Quantum computing is a revolution in progress, and Dr Shao Qi Lim is excited to be part of it.
“I’m lucky to be part of this revolutionary field,” says Dr Lim, a postdoctoral fellow in the ARC Centre of Excellence for Quantum Computation and Communication Technology (CQC2T) based within the Experimental Condensed Matter Physics (ECMP) group at the University of Melbourne.
“This position gives me the unique opportunity to work with not just interesting projects, but many other researchers doing really cool stuff. I get to meet some brilliant scientists,” she says.
One of Dr Lim’s roles is to use the accelerators at the Heavy Ion Accelerators (HIA) nodes at the Australian National University and the University of Melbourne to precisely embed atoms into wafers – mostly silicon – to create materials for ground-breaking technology, such as quantum computing.
Users come to HIA seeking exquisitely engineered materials with dopants embedded to very precise specifications for their experiments. Their industries span not only quantum computing, but also novel superconducting and semiconducting materials, and ultra-sensitive quantum magnetic sensors that could, for example, be used for research in material science, neurobiology and geology.
For every project, Dr Lim devises a workflow using the HIA facilities at the University of Melbourne and the Australian National University in Canberra to implant samples with ions. This can involve processes to purify the sample, dope it, oxidise it, pattern it, characterise it, and test it to exacting standards so it is ready for the next steps in the project.
She’s uniquely placed to do this thanks to her previous role, a PhD student at the ANU, during which she developed an encyclopedic knowledge of the capabilities of the ANU Heavy Ion Accelerator Facility (HIAF) and Ion Implantation Lab (iiLab) accelerators – knowledge she has added to over the last two years at Melbourne.

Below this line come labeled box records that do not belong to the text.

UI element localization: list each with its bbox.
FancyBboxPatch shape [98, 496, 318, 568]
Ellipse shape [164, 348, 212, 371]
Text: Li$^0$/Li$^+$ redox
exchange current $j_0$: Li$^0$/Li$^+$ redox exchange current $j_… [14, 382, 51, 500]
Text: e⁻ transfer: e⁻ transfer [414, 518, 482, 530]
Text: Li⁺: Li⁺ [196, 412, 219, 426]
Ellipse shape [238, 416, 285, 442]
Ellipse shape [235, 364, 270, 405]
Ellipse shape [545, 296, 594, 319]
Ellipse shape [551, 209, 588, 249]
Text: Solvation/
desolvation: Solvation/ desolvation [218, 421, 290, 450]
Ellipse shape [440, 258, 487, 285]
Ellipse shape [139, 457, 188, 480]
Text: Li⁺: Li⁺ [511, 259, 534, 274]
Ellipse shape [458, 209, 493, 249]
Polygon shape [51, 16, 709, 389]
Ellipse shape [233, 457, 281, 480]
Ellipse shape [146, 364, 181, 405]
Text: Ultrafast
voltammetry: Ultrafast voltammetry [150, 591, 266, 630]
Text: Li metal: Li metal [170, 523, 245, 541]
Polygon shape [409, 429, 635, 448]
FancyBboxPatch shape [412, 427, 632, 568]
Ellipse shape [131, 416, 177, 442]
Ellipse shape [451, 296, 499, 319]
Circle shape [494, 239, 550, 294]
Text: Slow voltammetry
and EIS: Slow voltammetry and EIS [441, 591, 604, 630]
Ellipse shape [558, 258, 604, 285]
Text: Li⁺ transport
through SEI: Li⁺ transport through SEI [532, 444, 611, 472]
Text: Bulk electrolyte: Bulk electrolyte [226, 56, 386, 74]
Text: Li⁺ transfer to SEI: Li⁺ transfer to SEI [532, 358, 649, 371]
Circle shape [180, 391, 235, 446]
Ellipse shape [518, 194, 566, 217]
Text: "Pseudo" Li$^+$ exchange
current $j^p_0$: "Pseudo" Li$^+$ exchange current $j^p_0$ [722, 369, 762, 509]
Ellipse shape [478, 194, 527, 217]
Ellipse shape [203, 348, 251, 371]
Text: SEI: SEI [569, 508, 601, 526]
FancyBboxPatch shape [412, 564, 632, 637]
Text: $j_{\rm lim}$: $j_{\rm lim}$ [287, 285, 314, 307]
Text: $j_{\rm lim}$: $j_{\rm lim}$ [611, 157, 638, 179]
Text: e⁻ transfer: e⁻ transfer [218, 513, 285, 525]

She deflects the credit, instead citing Professor Jeffrey McCallum, who is a technical advisor for CQC2T and is director of the ECMP group at Melbourne.
“Jeff has a huge network of collaborators he has built up over twenty years or more. He knows the materials; people take his advice and trust him with their samples,” Dr Lim says.
“He’s known as the Implantation and Materials Guy.”
Professor McCallum’s networks draw researchers from across the country and the globe to HIA.
One of the longest-standing collaborations is with co-workers in the silicon programs in CQC2T based at UNSW Sydney, who require different atoms placed in precise locations, at precise depths. Other research groups from as close as RMIT in Melbourne, to as far afield as Europe, Scandinavia, the Middle East and North America also queue up for Dr Lim’s exquisitely crafted samples.
The next challenge, says Dr Lim, is not only to create qubits that can be reliably addressed and read out, but to then scale up these qubits into coupled arrays. This will require an improved understanding of atomic-scale defects in the material.
“A factory could not do what we do,” Dr Lim says. “In a university-based laboratory, we are able to more freely use the HIA facilities for highly innovative experiments that push the boundary of our current knowledge.”
If it comes off, Dr Lim imagines there could be some big long-term impacts.
“We’re creating arrays of quantum bits, or qubits, made from single atoms implanted in isotopically purified silicon – in principle that’s how you might realise a large-scale quantum computer.”